# How-To: Declare Authoritative State Per Project

Aphoria allows organizations to define their own authoritative "truth." This means you can say: *"At Acme Corp, this is how we do Auth,"* and Aphoria will enforce it across all your projects.

## The Mechanism: Trust Packs

You don't edit the engine; you publish a **Trust Pack**.

### 1. Define Your "Truth" (The Acme Auth Policy)

You want to enforce that all authentication must happen via gRPC to `auth.acme.internal`.

**A. Create a Policy Repo**
Create a repository (e.g., `acme-policies`) to hold your assertions.

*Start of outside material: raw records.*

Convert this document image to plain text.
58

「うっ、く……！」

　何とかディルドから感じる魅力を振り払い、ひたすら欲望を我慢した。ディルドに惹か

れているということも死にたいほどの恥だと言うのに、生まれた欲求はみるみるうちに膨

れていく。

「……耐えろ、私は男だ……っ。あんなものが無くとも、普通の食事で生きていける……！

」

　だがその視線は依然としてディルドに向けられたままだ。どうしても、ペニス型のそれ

**B. Author the Assertion**
You can create assertions using the Aphoria CLI or by writing a policy definition file (planned feature, currently we use `aphoria ack` to "bless" patterns or manual ingestion).

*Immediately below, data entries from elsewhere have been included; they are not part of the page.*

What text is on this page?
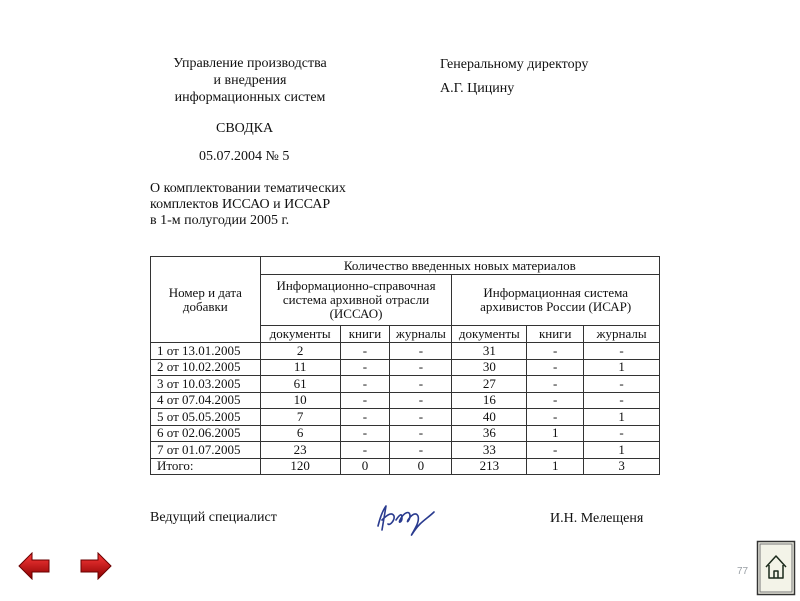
Управление производства
и внедрения
информационных систем
Генеральному директору
А.Г. Цицину
СВОДКА
05.07.2004 № 5
О комплектовании тематических
комплектов ИССАО и ИССАР
в 1-м полугодии 2005 г.
Номер и дата добавки	Количество введенных новых материалов					
	Информационно-справочная система архивной отрасли (ИССАО)			Информационная система архивистов России (ИСАР)		
	документы	книги	журналы	документы	книги	журналы
1 от 13.01.2005	2	-	-	31	-	-
2 от 10.02.2005	11	-	-	30	-	1
3 от 10.03.2005	61	-	-	27	-	-
4 от 07.04.2005	10	-	-	16	-	-
5 от 05.05.2005	7	-	-	40	-	1
6 от 02.06.2005	6	-	-	36	1	-
7 от 01.07.2005	23	-	-	33	-	1
Итого:	120	0	0	213	1	3
Ведущий специалист	И.Н. Мелещеня
77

*Conceptual Workflow (Future `aphoria policy author`):*
```toml
# policy/auth.toml
[[assertion]]
subject = "code://acme/auth/mechanism"
predicate = "protocol"
object = "grpc"
source_class = "Regulatory" # It's a hard rule for your company
confidence = 1.0
description = "All auth must use gRPC to auth.acme.internal"
```

*Current Workflow (using `ack` to bootstrap):*
Scan a "Golden Repo" that does it right.
```bash
$ aphoria scan ./golden-auth-service
# Aphoria sees: code://go/auth/protocol = grpc
# You confirm:
$ aphoria ack "code://go/auth/protocol" --reason "This is the Acme Standard"
```

**C. Export the Trust Pack**
Export your "acknowledged truth" as a portable pack.
```bash
$ aphoria policy export --name "Acme Auth Standard" --output acme-auth.pack
```

### 2. Distribute the Truth

Host the pack where your developers can reach it (S3, Artifactory, internal Git).
`https://internal.acme.com/policies/acme-auth.pack`

### 3. Enforce the Truth (The Consumer)

In every project's `aphoria.toml`:

```toml
[policies]
# Subscribe to the company standard
auth = "https://internal.acme.com/policies/acme-auth.pack"
```

### 4. The Result

When Developer Bob tries to implement Auth using `REST` / `HTTP`:

1.  **Extractor** sees: `code://go/auth/protocol = http`
2.  **Aphoria** loads `acme-auth.pack`.
3.  **Conflict Detected:**
    *   Code Claim: `http`
    *   Authority (Acme Pack): `grpc` (Tier 0 Regulatory for this org)
4.  **Verdict:** **BLOCK**.
    *   *Report:* "Conflict: Auth protocol must be gRPC (Source: Acme Auth Standard)"

---

## Why this is easy

1.  **No Code Changes:** You didn't write a regex or a linter rule to "ban HTTP." You just asserted "Truth is gRPC." The engine handled the conflict logic.
2.  **Inheritance:** You can stack packs. `[Global Security]` + `[Team Backend]` + `[Project Specifics]`.
3.  **Dynamic Updates:** When you update the pack (e.g., "gRPC or GraphQL are okay"), everyone's next scan picks up the new truth automatically. No plugin updates required.